他的声音带著压抑的欲望和一丝不易察觉的委屈。
被自己的珍宝关在门外?
这感觉糟糕透了。
“谁跟你闹了?”
德拉科哼了一声,之前那副温顺诱惑的模样消失得无影无踪,又变回了那个被宠坏的小少爷,只是此刻更多了几分算计得逞的得意。
“我很不爽!尤其是那些关於你『扶我父亲『腰的精彩评论。”
他特意加重了“扶”和“腰”两个字,灰眸中醋意翻涌,却又硬生生被一种“我必须惩罚你”的架势盖住。
埃德蒙瞬间明白了。
原来之前的温顺,都是为了此刻的“惩罚”做的铺垫。
他的小龙,不仅吃醋,还学会了用这种方式来“报復”。
“就为那个?”
埃德蒙试图解释,声音因为欲望和无奈而更加低沉,
“那只是……”
“我不管那是什么!”
德拉科打断他,语气骄横,但耳根却不受控制地泛红,
“反正我不高兴了。
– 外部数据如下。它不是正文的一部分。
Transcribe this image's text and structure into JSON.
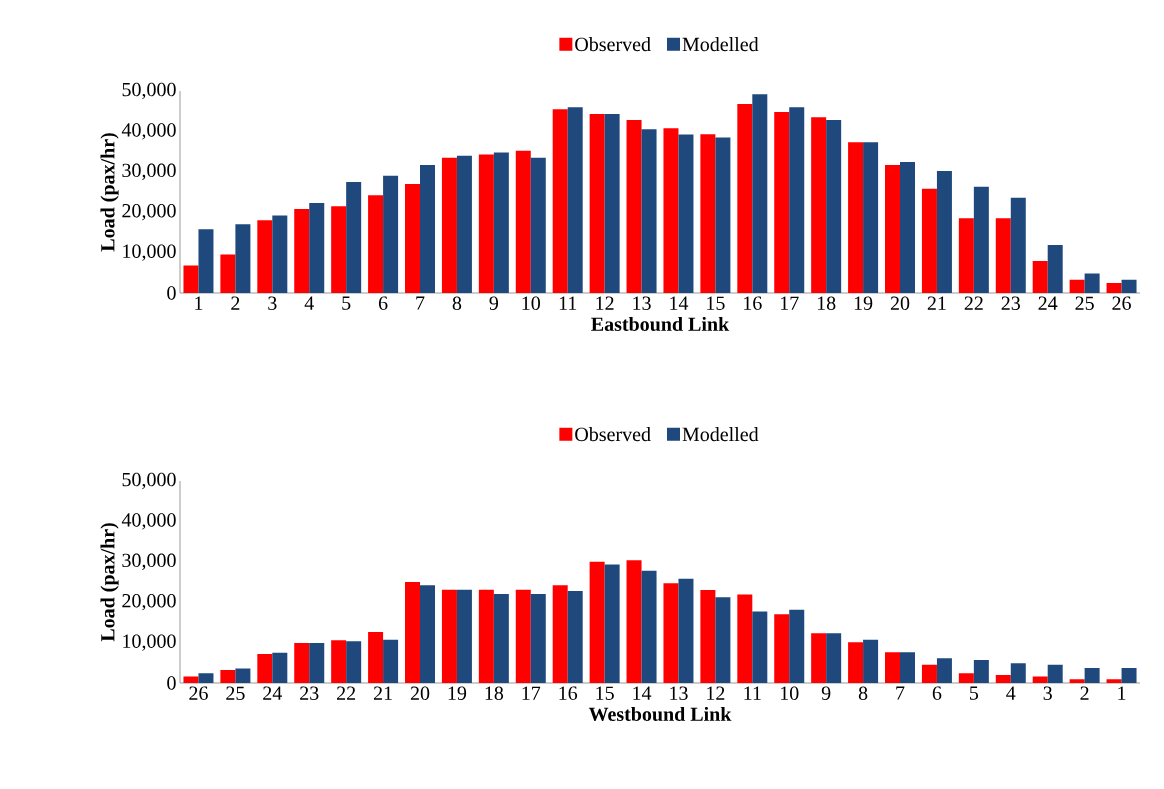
{
  "chart_data": [
    {
      "type": "bar",
      "legend": "top",
      "xlabel": "Eastbound Link",
      "ylabel": "Load (pax/hr)",
      "categories": [
        "1",
        "2",
        "3",
        "4",
        "5",
        "6",
        "7",
        "8",
        "9",
        "10",
        "11",
        "12",
        "13",
        "14",
        "15",
        "16",
        "17",
        "18",
        "19",
        "20",
        "21",
        "22",
        "23",
        "24",
        "25",
        "26"
      ],
      "ylim": [
        0,
        50000
      ],
      "yticks": [
        {
          "value": 0,
          "label": "0"
        },
        {
          "value": 10000,
          "label": "10,000"
        },
        {
          "value": 20000,
          "label": "20,000"
        },
        {
          "value": 30000,
          "label": "30,000"
        },
        {
          "value": 40000,
          "label": "40,000"
        },
        {
          "value": 50000,
          "label": "50,000"
        }
      ],
      "series": [
        {
          "name": "Observed",
          "color": "#ff0000",
          "values": [
            6800,
            9500,
            18000,
            20800,
            21500,
            24200,
            27000,
            33500,
            34300,
            35200,
            45500,
            44300,
            42800,
            40800,
            39300,
            46800,
            44800,
            43500,
            37300,
            31700,
            25800,
            18500,
            18500,
            7900,
            3300,
            2500
          ]
        },
        {
          "name": "Modelled",
          "color": "#1f497d",
          "values": [
            15800,
            17000,
            19200,
            22300,
            27500,
            29000,
            31700,
            34000,
            34800,
            33500,
            46000,
            44300,
            40500,
            39200,
            38500,
            49200,
            46000,
            42800,
            37300,
            32400,
            30200,
            26300,
            23600,
            11900,
            4800,
            3300
          ]
        }
      ]
    },
    {
      "type": "bar",
      "legend": "top",
      "xlabel": "Westbound Link",
      "ylabel": "Load (pax/hr)",
      "categories": [
        "26",
        "25",
        "24",
        "23",
        "22",
        "21",
        "20",
        "19",
        "18",
        "17",
        "16",
        "15",
        "14",
        "13",
        "12",
        "11",
        "10",
        "9",
        "8",
        "7",
        "6",
        "5",
        "4",
        "3",
        "2",
        "1"
      ],
      "ylim": [
        0,
        50000
      ],
      "yticks": [
        {
          "value": 0,
          "label": "0"
        },
        {
          "value": 10000,
          "label": "10,000"
        },
        {
          "value": 20000,
          "label": "20,000"
        },
        {
          "value": 30000,
          "label": "30,000"
        },
        {
          "value": 40000,
          "label": "40,000"
        },
        {
          "value": 50000,
          "label": "50,000"
        }
      ],
      "series": [
        {
          "name": "Observed",
          "color": "#ff0000",
          "values": [
            1600,
            3200,
            7200,
            9900,
            10600,
            12600,
            25000,
            23100,
            23100,
            23100,
            24200,
            30000,
            30400,
            24700,
            23000,
            21900,
            17000,
            12300,
            10100,
            7600,
            4500,
            2400,
            2000,
            1600,
            900,
            900
          ]
        },
        {
          "name": "Modelled",
          "color": "#1f497d",
          "values": [
            2400,
            3600,
            7500,
            9900,
            10300,
            10700,
            24200,
            23100,
            22000,
            22000,
            22800,
            29300,
            27800,
            25800,
            21200,
            17700,
            18100,
            12300,
            10700,
            7600,
            6100,
            5700,
            4900,
            4500,
            3700,
            3700
          ]
        }
      ]
    }
  ]
}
你,埃德蒙·布莱克,今晚不许进臥室!”
他顿了顿,似乎觉得还不够,又哼哼唧唧地补充警告,声音却低了下去,带著点色厉內荏,
“你好好反省一下!想想怎么…怎么才能让你的马尔福家主消气!”
说完,他不再给埃德蒙任何辩解或反抗的机会,用力將人往后推了一把,然后迅速闪身进入臥室,
“砰”地一声关上了门,落锁的声音清脆而决绝。
埃德蒙被结结实实地关在了门外,独自站在空旷安静的走廊里,怀里还残留著德拉科的温度和香气,身体的躁动尚未平息,脑子里却是一片无奈的空白。
他看著紧闭的房门,冰蓝色的眼眸中情绪复杂——
有未退的情慾,有被打断的懊恼,但更多的,是一种对房间里那个恃宠而骄、醋劲大发又狡猾无比的小混蛋的、深深的纵容和哭笑不得。
他抬手揉了揉眉心,低嘆一声。
看来,今晚他不仅要去弄清楚礼堂里具体发生了什么“扶腰”事件,还得好好想想,明天该怎么“赎罪”,才能让他的国王陛下“消气”,並且重新获得进入臥室的“权限”。
而门內,德拉科背靠著冰冷的门板,听著外面埃德蒙那一声无奈的嘆息,脸上终於露出了一个毫不掩饰的、狡黠又得意的笑容。
哼,让他也尝尝这种被吊著胃口、求而不得的滋味!
至於明天?
明天再说吧。
反正,他的教父、他的埃迪,总是会来哄他的。
这一点,德拉科·马尔福有著绝对的自信。